Our study’s strength was that participants originated from different regions of country and were sampled using the door-to-door approach. By providing the workers that collected the data with rigorous training and three quality checkpoints, we also improved the sample quality. We had a closed sex-stratified look into OSA clinical phenotypes and overlapped phenotypes. Another aspect of our study was that, unlike prior studies, we did not treat “RLS” and “insomnia” as a single phenotype. A further aspect of our study was the nationwide promotion of sleep health awareness by providing the residents with information on sleep health, sleep disorders, and treatments through pamphlets and trained interviewers (see Fig. S1 in the supplemental material).

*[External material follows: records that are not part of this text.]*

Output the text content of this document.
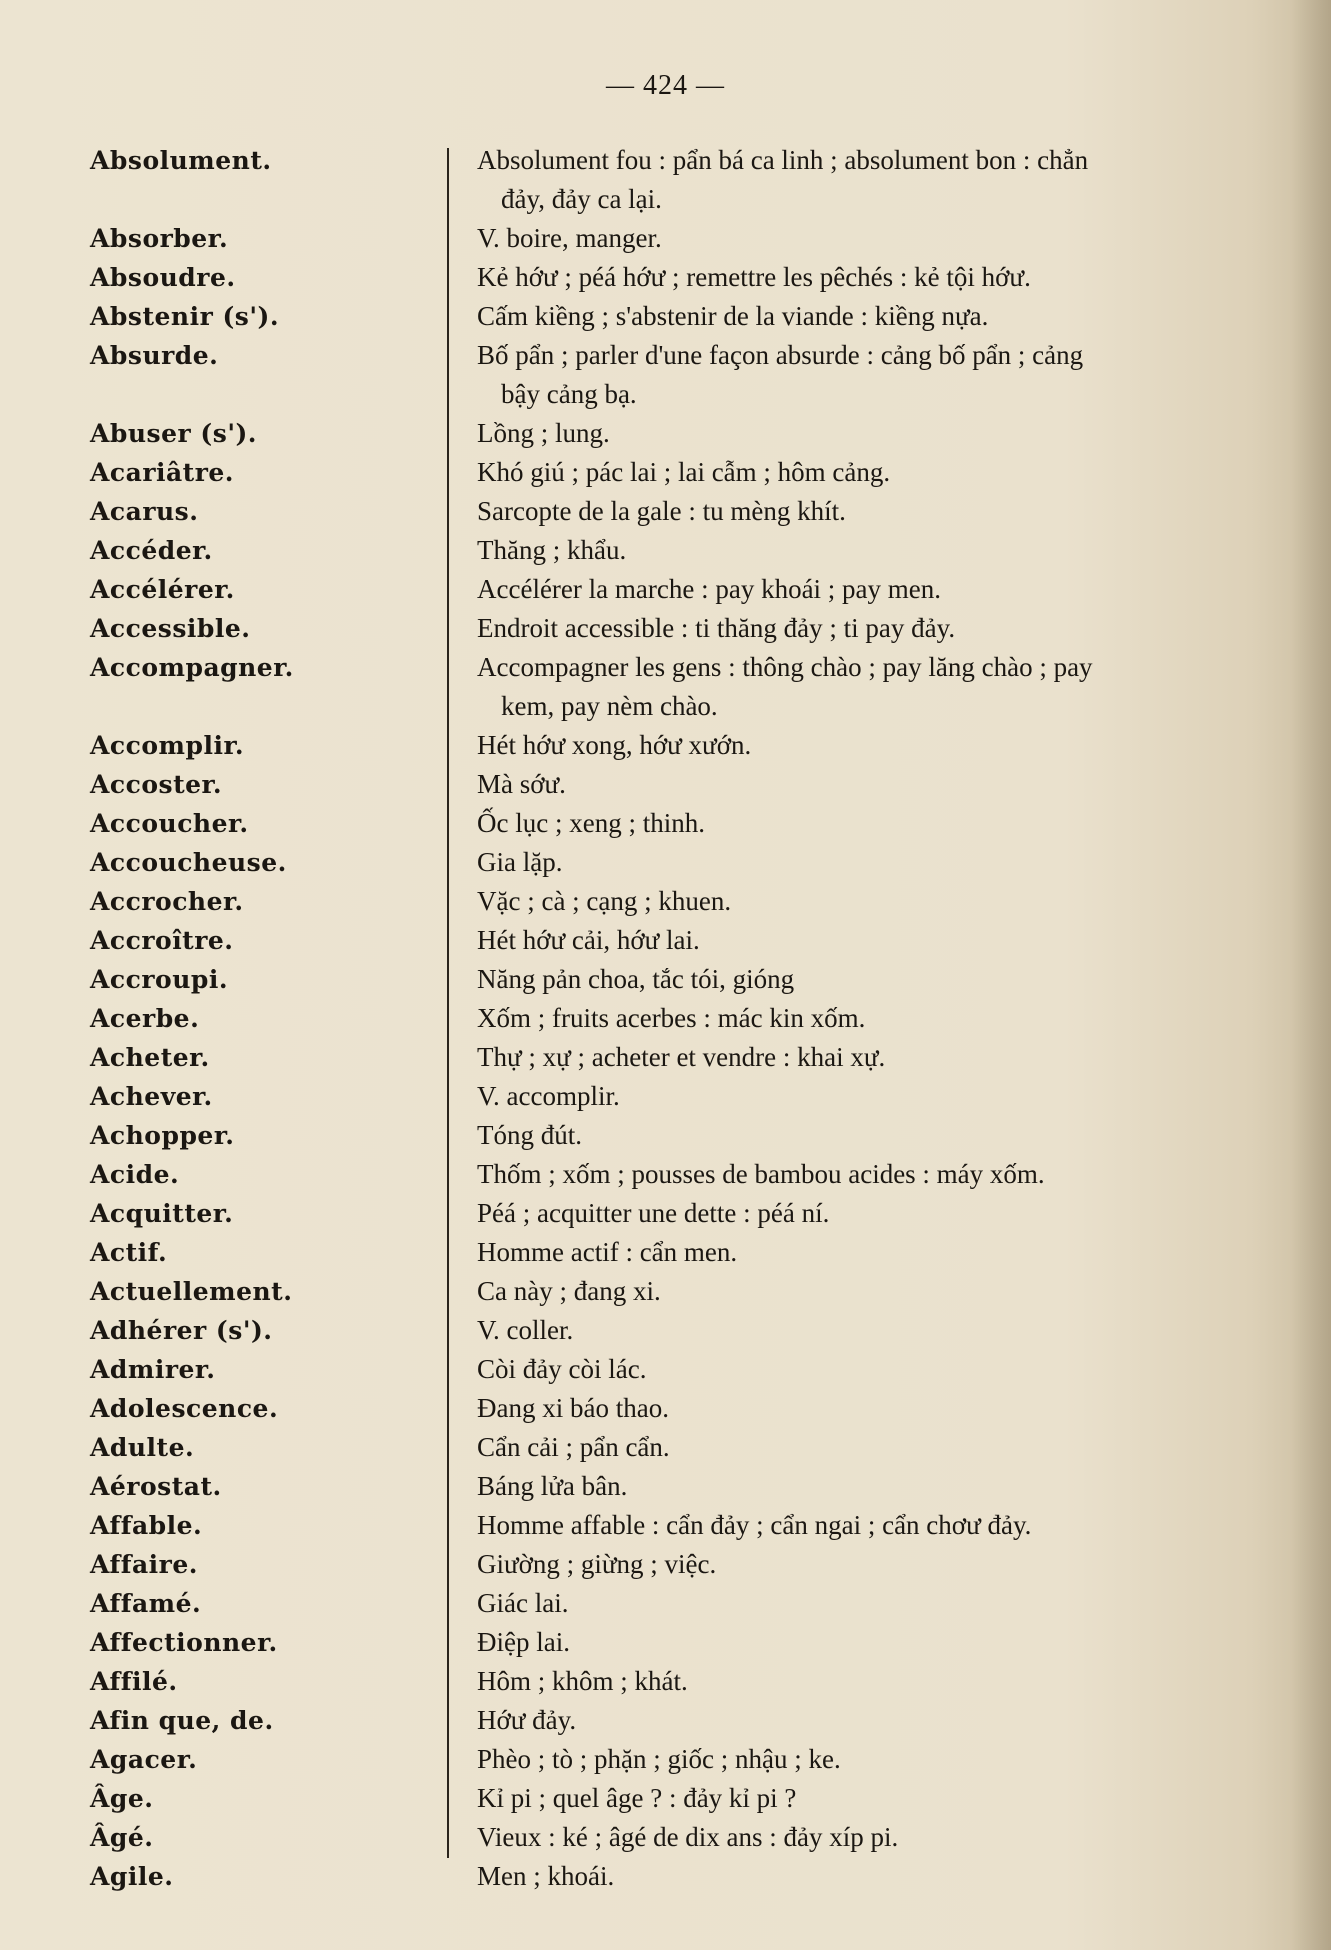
— 424 —
Absolument.	Absolument fou : pẩn bá ca linh ; absolument bon : chẳn
đảy, đảy ca lại.
Absorber.	V. boire, manger.
Absoudre.	Kẻ hớư ; péá hớư ; remettre les pêchés : kẻ tội hớư.
Abstenir (s').	Cấm kiềng ; s'abstenir de la viande : kiềng nựa.
Absurde.	Bố pẩn ; parler d'une façon absurde : cảng bố pẩn ; cảng
bậy cảng bạ.
Abuser (s').	Lồng ; lung.
Acariâtre.	Khó giú ; pác lai ; lai cẫm ; hôm cảng.
Acarus.	Sarcopte de la gale : tu mèng khít.
Accéder.	Thăng ; khẩu.
Accélérer.	Accélérer la marche : pay khoái ; pay men.
Accessible.	Endroit accessible : ti thăng đảy ; ti pay đảy.
Accompagner.	Accompagner les gens : thông chào ; pay lăng chào ; pay
kem, pay nèm chào.
Accomplir.	Hét hớư xong, hớư xướn.
Accoster.	Mà sớư.
Accoucher.	Ốc lục ; xeng ; thinh.
Accoucheuse.	Gia lặp.
Accrocher.	Vặc ; cà ; cạng ; khuen.
Accroître.	Hét hớư cải, hớư lai.
Accroupi.	Năng pản choa, tắc tói, gióng
Acerbe.	Xốm ; fruits acerbes : mác kin xốm.
Acheter.	Thự ; xự ; acheter et vendre : khai xự.
Achever.	V. accomplir.
Achopper.	Tóng đút.
Acide.	Thốm ; xốm ; pousses de bambou acides : máy xốm.
Acquitter.	Péá ; acquitter une dette : péá ní.
Actif.	Homme actif : cẩn men.
Actuellement.	Ca này ; đang xi.
Adhérer (s').	V. coller.
Admirer.	Còi đảy còi lác.
Adolescence.	Đang xi báo thao.
Adulte.	Cẩn cải ; pẩn cẩn.
Aérostat.	Báng lửa bân.
Affable.	Homme affable : cẩn đảy ; cẩn ngai ; cẩn chơư đảy.
Affaire.	Giường ; giừng ; việc.
Affamé.	Giác lai.
Affectionner.	Điệp lai.
Affilé.	Hôm ; khôm ; khát.
Afin que, de.	Hớư đảy.
Agacer.	Phèo ; tò ; phặn ; giốc ; nhậu ; ke.
Âge.	Kỉ pi ; quel âge ? : đảy kỉ pi ?
Âgé.	Vieux : ké ; âgé de dix ans : đảy xíp pi.
Agile.	Men ; khoái.
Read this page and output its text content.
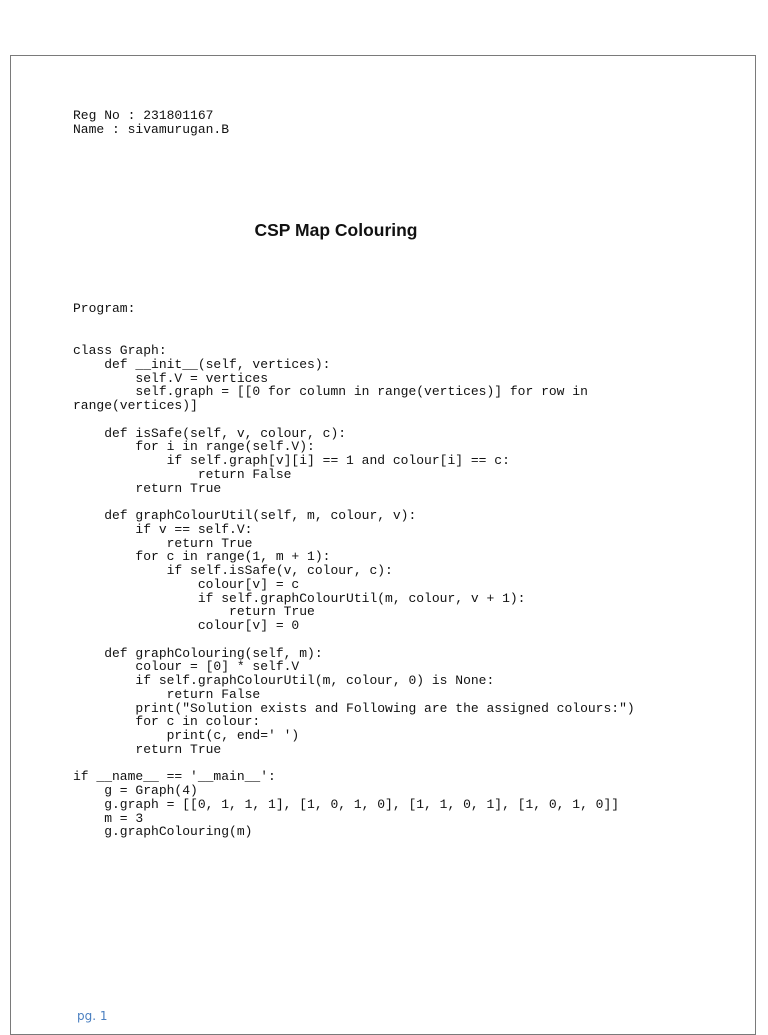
Reg No : 231801167
Name : sivamurugan.B
CSP Map Colouring
Program:
class Graph:
def __init__(self, vertices):
self.V = vertices
self.graph = [[0 for column in range(vertices)] for row in
range(vertices)]

def isSafe(self, v, colour, c):
for i in range(self.V):
if self.graph[v][i] == 1 and colour[i] == c:
return False
return True

def graphColourUtil(self, m, colour, v):
if v == self.V:
return True
for c in range(1, m + 1):
if self.isSafe(v, colour, c):
colour[v] = c
if self.graphColourUtil(m, colour, v + 1):
return True
colour[v] = 0

def graphColouring(self, m):
colour = [0] * self.V
if self.graphColourUtil(m, colour, 0) is None:
return False
print("Solution exists and Following are the assigned colours:")
for c in colour:
print(c, end=' ')
return True

if __name__ == '__main__':
g = Graph(4)
g.graph = [[0, 1, 1, 1], [1, 0, 1, 0], [1, 1, 0, 1], [1, 0, 1, 0]]
m = 3
g.graphColouring(m)
pg. 1
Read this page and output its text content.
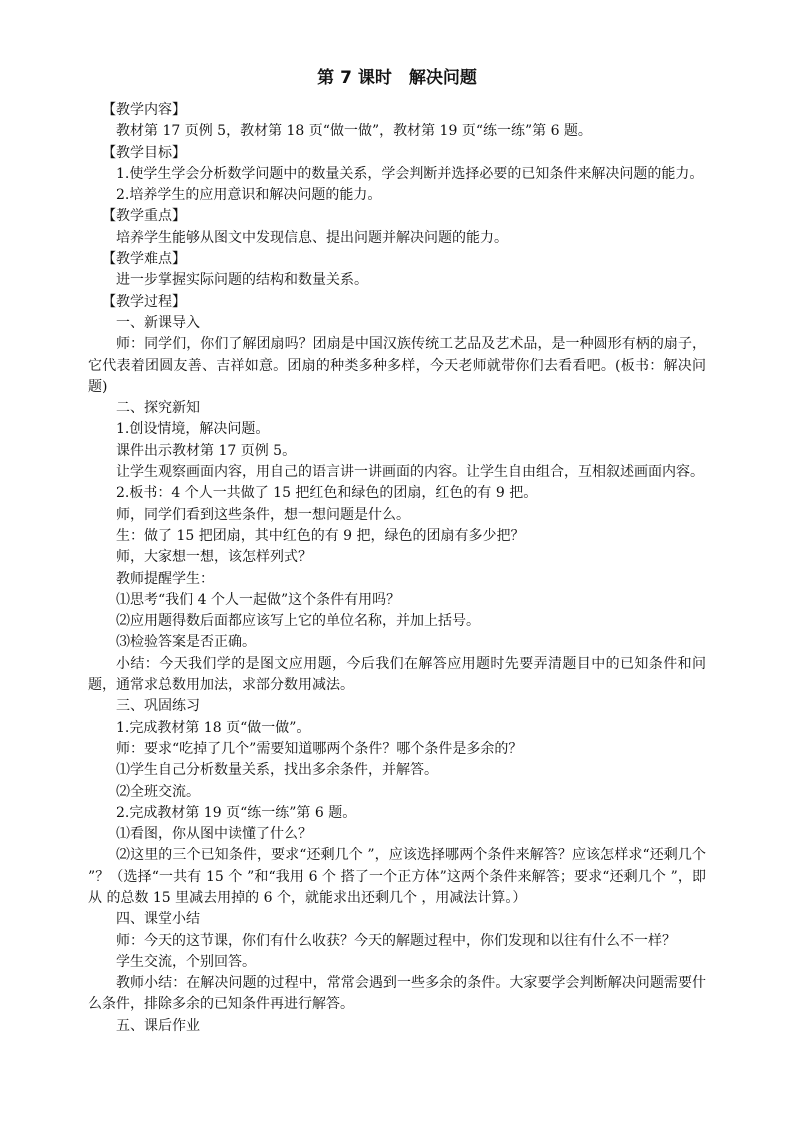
第 7 课时　解决问题

【教学内容】

教材第 17 页例 5，教材第 18 页“做一做”，教材第 19 页“练一练”第 6 题。

【教学目标】

1.使学生学会分析数学问题中的数量关系，学会判断并选择必要的已知条件来解决问题的能力。

2.培养学生的应用意识和解决问题的能力。

【教学重点】

培养学生能够从图文中发现信息、提出问题并解决问题的能力。

【教学难点】

进一步掌握实际问题的结构和数量关系。

【教学过程】

一、新课导入

师：同学们，你们了解团扇吗？团扇是中国汉族传统工艺品及艺术品，是一种圆形有柄的扇子，它代表着团圆友善、吉祥如意。团扇的种类多种多样，今天老师就带你们去看看吧。(板书：解决问题)

二、探究新知

1.创设情境，解决问题。

课件出示教材第 17 页例 5。

让学生观察画面内容，用自己的语言讲一讲画面的内容。让学生自由组合，互相叙述画面内容。

2.板书：4 个人一共做了 15 把红色和绿色的团扇，红色的有 9 把。

师，同学们看到这些条件，想一想问题是什么。

生：做了 15 把团扇，其中红色的有 9 把，绿色的团扇有多少把？

师，大家想一想，该怎样列式？

教师提醒学生：

⑴思考“我们 4 个人一起做”这个条件有用吗？

⑵应用题得数后面都应该写上它的单位名称，并加上括号。

⑶检验答案是否正确。

小结：今天我们学的是图文应用题，今后我们在解答应用题时先要弄清题目中的已知条件和问题，通常求总数用加法，求部分数用减法。

三、巩固练习

1.完成教材第 18 页“做一做”。

师：要求“吃掉了几个”需要知道哪两个条件？哪个条件是多余的？

⑴学生自己分析数量关系，找出多余条件，并解答。

⑵全班交流。

2.完成教材第 19 页“练一练”第 6 题。

⑴看图，你从图中读懂了什么？

⑵这里的三个已知条件，要求“还剩几个 ”，应该选择哪两个条件来解答？应该怎样求“还剩几个 ”？（选择“一共有 15 个 ”和“我用 6 个 搭了一个正方体”这两个条件来解答；要求“还剩几个 ”，即从 的总数 15 里减去用掉的 6 个，就能求出还剩几个 ，用减法计算。）

四、课堂小结

师：今天的这节课，你们有什么收获？今天的解题过程中，你们发现和以往有什么不一样？

学生交流，个别回答。

教师小结：在解决问题的过程中，常常会遇到一些多余的条件。大家要学会判断解决问题需要什么条件，排除多余的已知条件再进行解答。

五、课后作业
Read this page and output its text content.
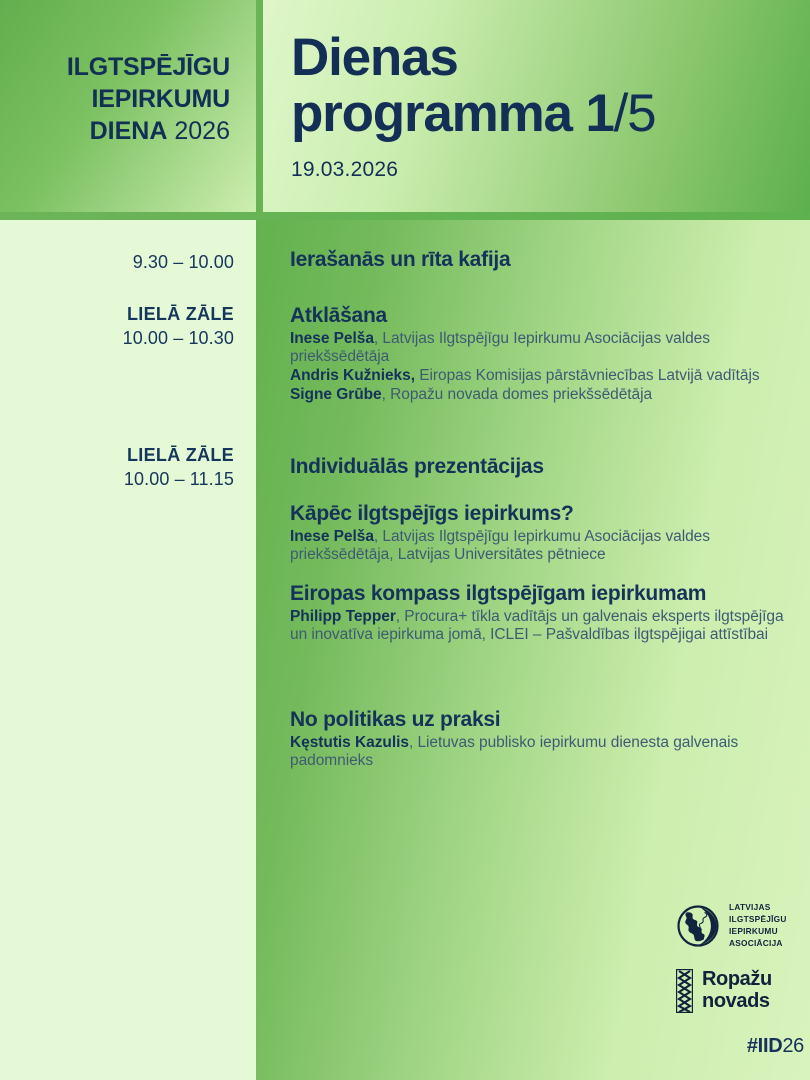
ILGTSPĒJĪGU
IEPIRKUMU
DIENA 2026
Dienas
programma 1/5
19.03.2026
9.30 – 10.00
LIELĀ ZĀLE
10.00 – 10.30
LIELĀ ZĀLE
10.00 – 11.15
Ierašanās un rīta kafija
Atklāšana
Inese Pelša, Latvijas Ilgtspējīgu Iepirkumu Asociācijas valdes priekšsēdētāja
Andris Kužnieks, Eiropas Komisijas pārstāvniecības Latvijā vadītājs
Signe Grūbe, Ropažu novada domes priekšsēdētāja
Individuālās prezentācijas
Kāpēc ilgtspējīgs iepirkums?
Inese Pelša, Latvijas Ilgtspējīgu Iepirkumu Asociācijas valdes priekšsēdētāja, Latvijas Universitātes pētniece
Eiropas kompass ilgtspējīgam iepirkumam
Philipp Tepper, Procura+ tīkla vadītājs un galvenais eksperts ilgtspējīga un inovatīva iepirkuma jomā, ICLEI – Pašvaldības ilgtspējigai attīstībai
No politikas uz praksi
Kęstutis Kazulis, Lietuvas publisko iepirkumu dienesta galvenais padomnieks
LATVIJAS
ILGTSPĒJĪGU
IEPIRKUMU
ASOCIĀCIJA
Ropažu
novads
#IID26
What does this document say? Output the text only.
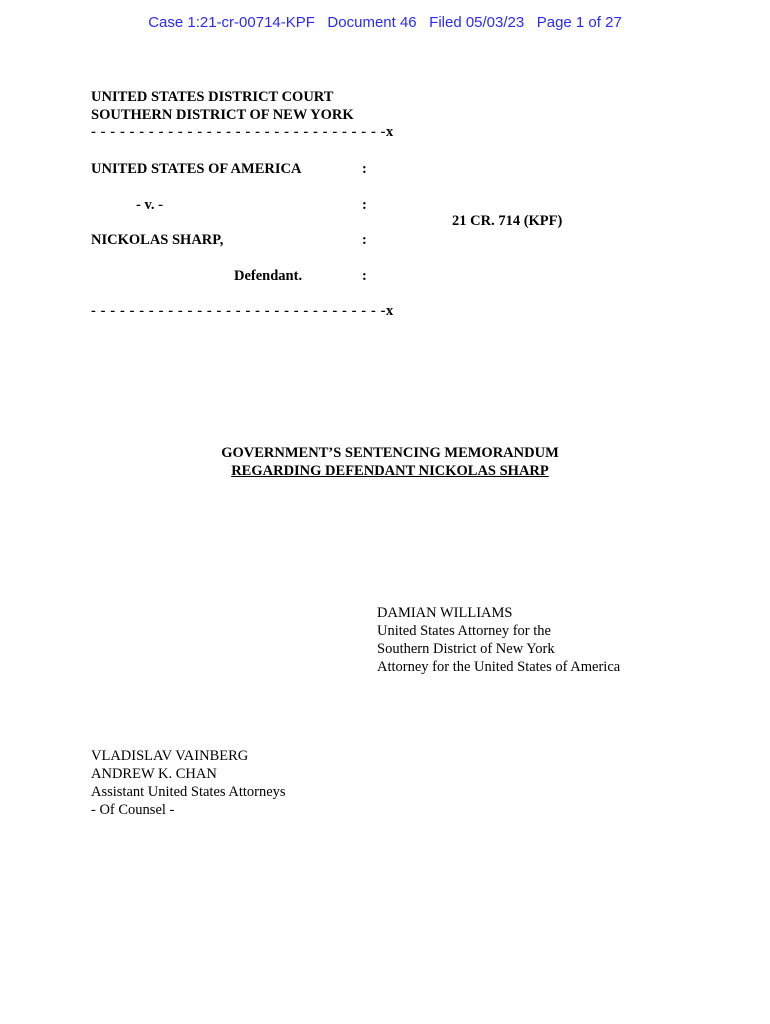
Case 1:21-cr-00714-KPF   Document 46   Filed 05/03/23   Page 1 of 27
UNITED STATES DISTRICT COURT
SOUTHERN DISTRICT OF NEW YORK
- - - - - - - - - - - - - - - - - - - - - - - - - - - - - - -x
UNITED STATES OF AMERICA	:
- v. -	:
NICKOLAS SHARP,	:
Defendant.	:
- - - - - - - - - - - - - - - - - - - - - - - - - - - - - - -x
21 CR. 714 (KPF)
GOVERNMENT’S SENTENCING MEMORANDUM
REGARDING DEFENDANT NICKOLAS SHARP
DAMIAN WILLIAMS
United States Attorney for the
Southern District of New York
Attorney for the United States of America
VLADISLAV VAINBERG
ANDREW K. CHAN
Assistant United States Attorneys
- Of Counsel -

The sampling of two further provinces was not accomplished regarding the COVID-19 pandemic. A second step was planned in which individuals with a high risk for OSA would be examined by a sleep specialist and, if consented, undergo polysomnography. Unfortunately, regarding the COVID-19 pandemic, we could not perform the second step.

Another limitation of our research was the single question to characterize the sleepy phenotype. A lengthier questionnaire such as Epworth Sleepiness Scale (ESS) could cause participants’ tiredness. While this decision may limit the extent to which we can fully characterize the phenotype of sleepy patients with OSA, it was necessary to achieve our primary objective of estimating OSA prevalence in the Iranian population.

Future directions

While our study benefits from a robust methodology, including a large sample size, clustering sampling method, and complex survey analysis, it is important to note that OSA screening relied on questionnaires. Future research might combine the advantages of large-scale surveys with the diagnostic accuracy of techniques like polysomnography for more definitive results to increase accuracy. Moreover, based on the distribution of different OSA clinical phenotypes, further studies on the association of these clinical phenotypes with pathophysiological phenotypes are required.

We recommend developing a national plan for OSA awareness, prevention, diagnosis, and management strategies. Promoting sleep health across the community and incorporating sleep health into the national health agenda by providing authorities with national data on the issue and the cost of OSA, which is important for health and insurance stockholders, appears to be necessary.

Conclusions

Approximately a third of Iranians were at high risk for OSA, and three different and numerous overlapping OSA phenotypes were found. Therefore, implementing national health initiatives for OSA is crucial. To better identify the burden of OSA, sex-stratified trial groups, phenotype-based strategies, and study of overlapping phenotypes are recommended for the future.